Моряк примерился. Я невольно зажмурил глаза. Плеть просвистела в воздухе и глухо щелкнула. На смуглой спине Логана тут же появились три алые полосы. Они стали шире и слились вместе, образуя струйку крови, которая быстро побежала по его волосатым ягодицам.

— Теперь ты будешь мне отвечать? Зачем ты ударил старшего охраны?

Логан по-прежнему молчал. С чувством тошноты я ждал следующего удара. Но тут дверь караулки отворилась, и в сопровождении доктора вошел коммодор.

— Кто дал приказ пороть этого человека? — спросил он.

В его голосе безошибочно угадывались зловещие нотки. Я внезапно почувствовал радостное возбуждение.

— Я,— ответил Фульке, шагнув ему навстречу.— Вы намерены оспаривать его?

В тоне, которым он задал этот вопрос, проскальзывала насмешка. Он, казалось, был вполне уверен в своей неуязвимости.

Вместо ответа коммодор приказал охране снять Логана с треноги. Фульке шагнул вперед. На мгновение мне показалось, что сейчас он ударит коммодора. Жилка у него на виске ходила ходуном.

— Он ударил старшего охраны,— сказал Фульке.— И будет выпорот. На нашей базе должны соблюдаться порядок и дисциплина. Хайль Гитлер!

Он выбросил правую руку. Коммодора этот жест, похоже, совершенно не тронул. На нацистское приветствие он даже не ответил.
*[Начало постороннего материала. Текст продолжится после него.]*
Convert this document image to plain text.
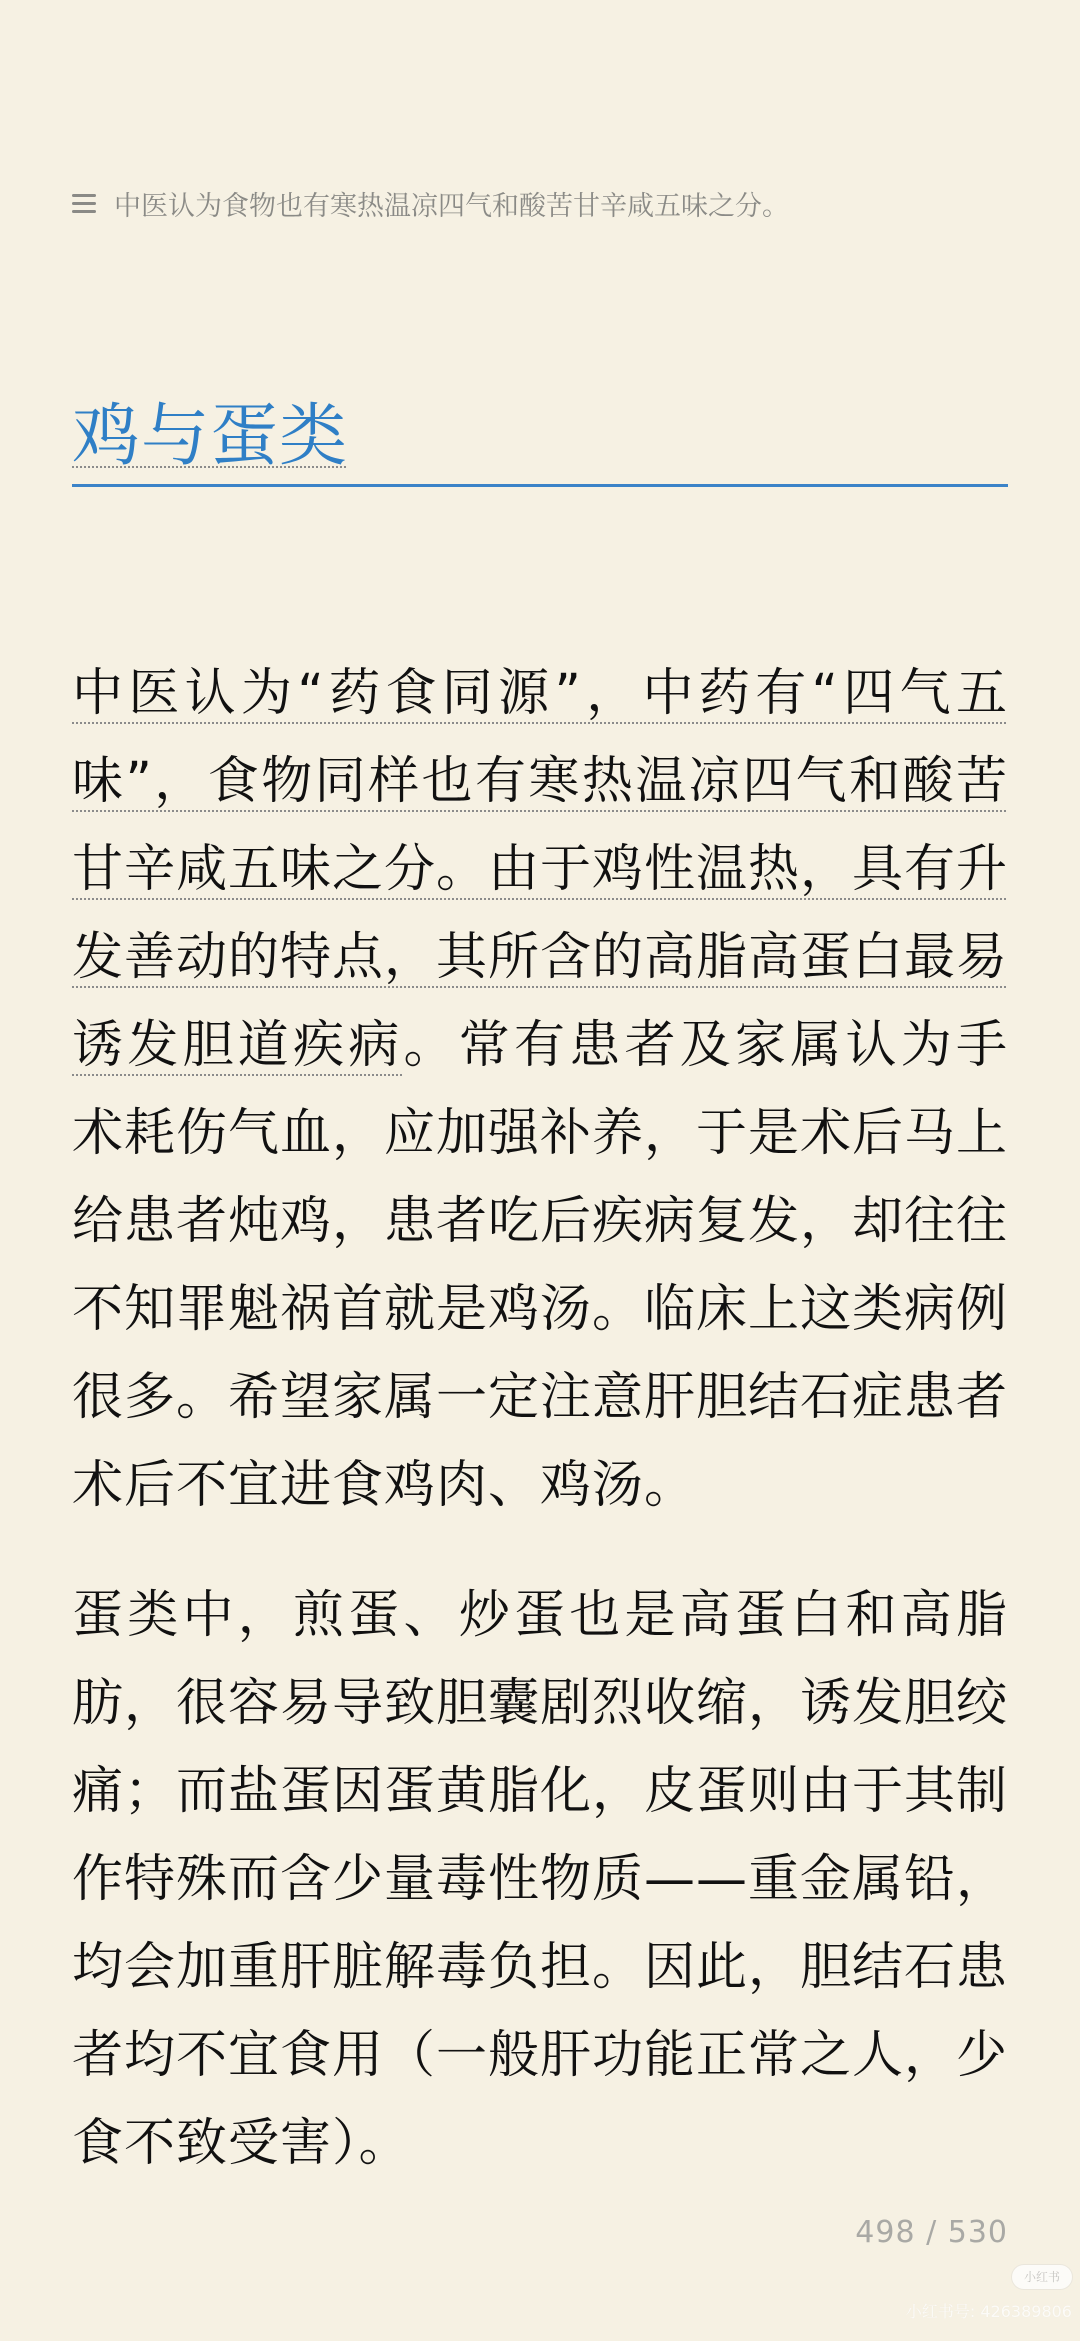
中医认为食物也有寒热温凉四气和酸苦甘辛咸五味之分。
鸡与蛋类

中医认为“药食同源”，中药有“四气五味”，食物同样也有寒热温凉四气和酸苦甘辛咸五味之分。由于鸡性温热，具有升发善动的特点，其所含的高脂高蛋白最易诱发胆道疾病。常有患者及家属认为手术耗伤气血，应加强补养，于是术后马上给患者炖鸡，患者吃后疾病复发，却往往不知罪魁祸首就是鸡汤。临床上这类病例很多。希望家属一定注意肝胆结石症患者术后不宜进食鸡肉、鸡汤。

蛋类中，煎蛋、炒蛋也是高蛋白和高脂肪，很容易导致胆囊剧烈收缩，诱发胆绞痛；而盐蛋因蛋黄脂化，皮蛋则由于其制作特殊而含少量毒性物质——重金属铅，均会加重肝脏解毒负担。因此，胆结石患者均不宜食用（一般肝功能正常之人，少食不致受害）。

498 / 530
小红书
小红书号: 426389806
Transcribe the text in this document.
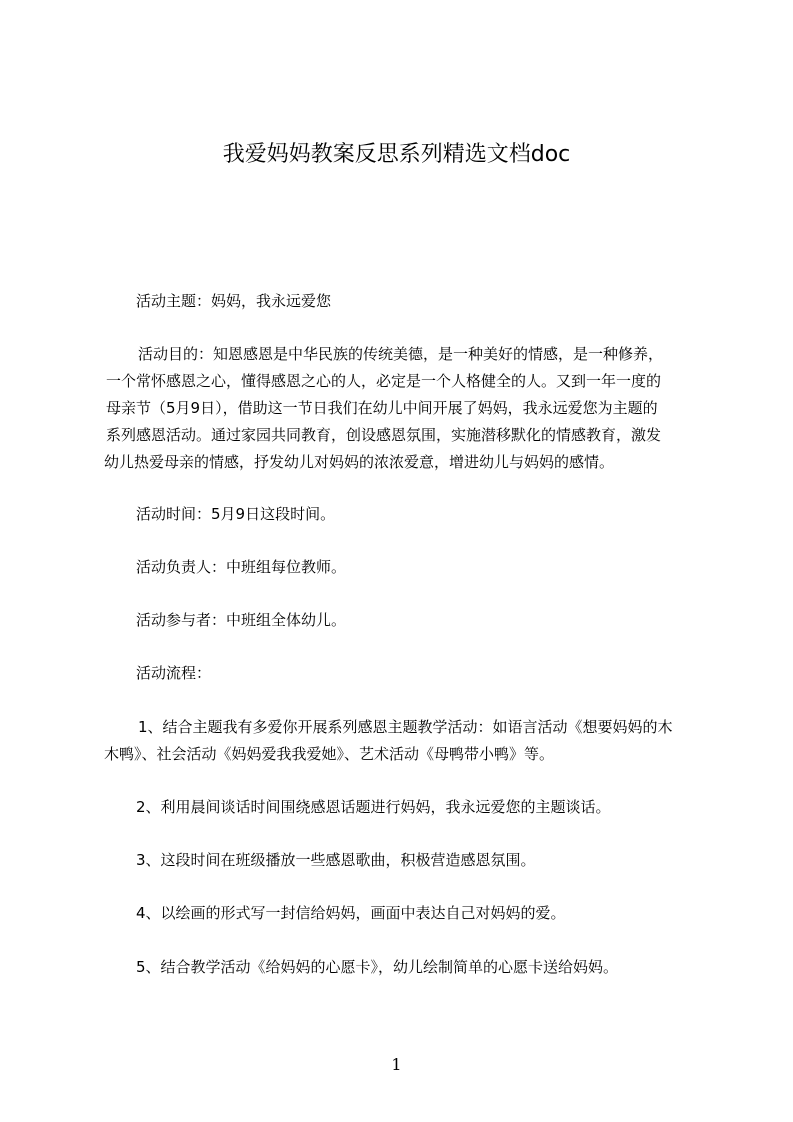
我爱妈妈教案反思系列精选文档doc
活动主题：妈妈，我永远爱您
活动目的：知恩感恩是中华民族的传统美德，是一种美好的情感，是一种修养，
一个常怀感恩之心，懂得感恩之心的人，必定是一个人格健全的人。又到一年一度的
母亲节（5月9日），借助这一节日我们在幼儿中间开展了妈妈，我永远爱您为主题的
系列感恩活动。通过家园共同教育，创设感恩氛围，实施潜移默化的情感教育，激发
幼儿热爱母亲的情感，抒发幼儿对妈妈的浓浓爱意，增进幼儿与妈妈的感情。
活动时间：5月9日这段时间。
活动负责人：中班组每位教师。
活动参与者：中班组全体幼儿。
活动流程：
1、结合主题我有多爱你开展系列感恩主题教学活动：如语言活动《想要妈妈的木
木鸭》、社会活动《妈妈爱我我爱她》、艺术活动《母鸭带小鸭》等。
2、利用晨间谈话时间围绕感恩话题进行妈妈，我永远爱您的主题谈话。
3、这段时间在班级播放一些感恩歌曲，积极营造感恩氛围。
4、以绘画的形式写一封信给妈妈，画面中表达自己对妈妈的爱。
5、结合教学活动《给妈妈的心愿卡》，幼儿绘制简单的心愿卡送给妈妈。
1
— Здесь командую я,— спокойно, но твердо проговорил он. — Отвяжите человека.

— А я приказываю выпороть его! — Фульке только что не визжал.

Коммодор не обратил на него никакого внимания.

— Отвяжите парня! — заревел он, поскольку охранники колебались.

Тут уж матросы бросились выполнять команду. Мгновение спустя Логана сняли с треноги.

— Вы превышаете свои полномочия, господин коммодор,— Фульке был вне себя от ярости.— Этот человек должен быть выпорот. Если вы станете настаивать на своем, мое очередное донесение окажется весьма неблагоприятным. Вы понимаете, что это значит?

Коммодор повернулся и стал лицом к лицу с Фульке. Он был невозмутим.

— Вы забываете, герр Фульке, что сейчас у нас война,— сказал он.— Вот уже три месяца вы скачете по этой базе, отменяя мои приказы, подрывая моральный дух людей своими детскими представлениями о дисциплине. Здесь станция обслуживания подводного флота, а не еврейский концлагерь. Три месяца я терпел вас потому, что у вас были полномочия, позволявшие вам вставлять мне палки в колеса. Сейчас мы находимся в состоянии войны. Нам надо делать дело, мужское дело. С этой базы не уйдет ни один рапорт, кроме моих собственных.